# redfish



## jared (Nov 6, 2007)

I was just wandering if any of the freshwater lakes around here haveredfish stockedin them?


----------



## jared (Nov 6, 2007)

i guess not??? Are there any power plant lakes around here?


----------



## Sam Roberts (Oct 22, 2007)

dont think so around here i wish tho i hav'nt heard of any places.


----------



## jared (Nov 6, 2007)

thanks- I just miss going down to the lake & catching 20lb reds one after another


----------



## Sam Roberts (Oct 22, 2007)

never expiereced that :bowdown


----------



## tyler0421 (Jan 10, 2008)

Where did you do that at?


----------



## jared (Nov 6, 2007)

they stock reds in pretty much all the power plant lakes in texas. They grow to huge weights but they cannot spawn in freshwater. I mainly fished for them at Braunig & Calavares lakes in san antonio. Google these lakes--there is a pretty big fishery for reds there.
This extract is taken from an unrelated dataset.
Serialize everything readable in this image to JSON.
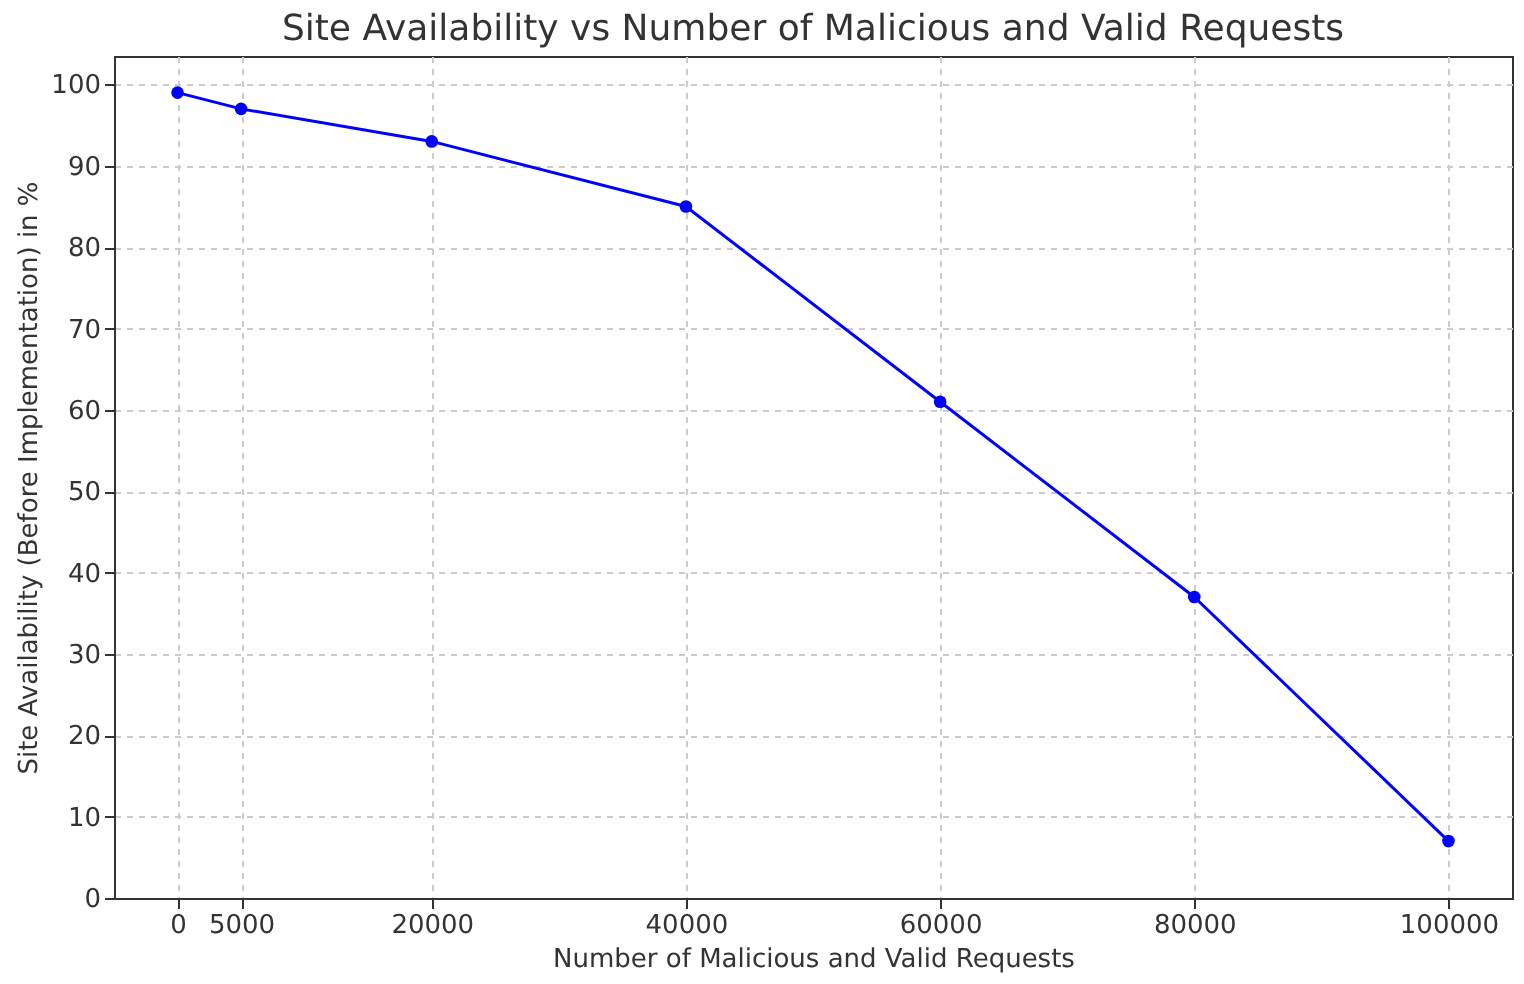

They actually tryed stocking more species of saltwater fish way back when such as tarpon & trout & a few others but reds & corvina are the ones that adapted well


----------



## Sam Roberts (Oct 22, 2007)

yea im fimilar where these lakes are but never been to texas. ive caught a la. redfish but never a texas would love it.


----------



## fishmasterseven (Oct 6, 2007)

too bad we dont have those fisheries around this area...atleast none i know of


----------



## jryno (Nov 8, 2007)

The Kiwanis Lake in front of the Okaloosa Island Pier is full of Redfish.Unfortunately no fishing is allowed except during the annual Kiwanis Fishing Rodeo. Also, some of the brackish lakes in South Waltonhave trout and redfish in them.


----------



## Sam Roberts (Oct 22, 2007)

i can't believe im saying this but that lake is full of hybrid bass. never caught a redfish...but that doesnt mean they arnt in there.


----------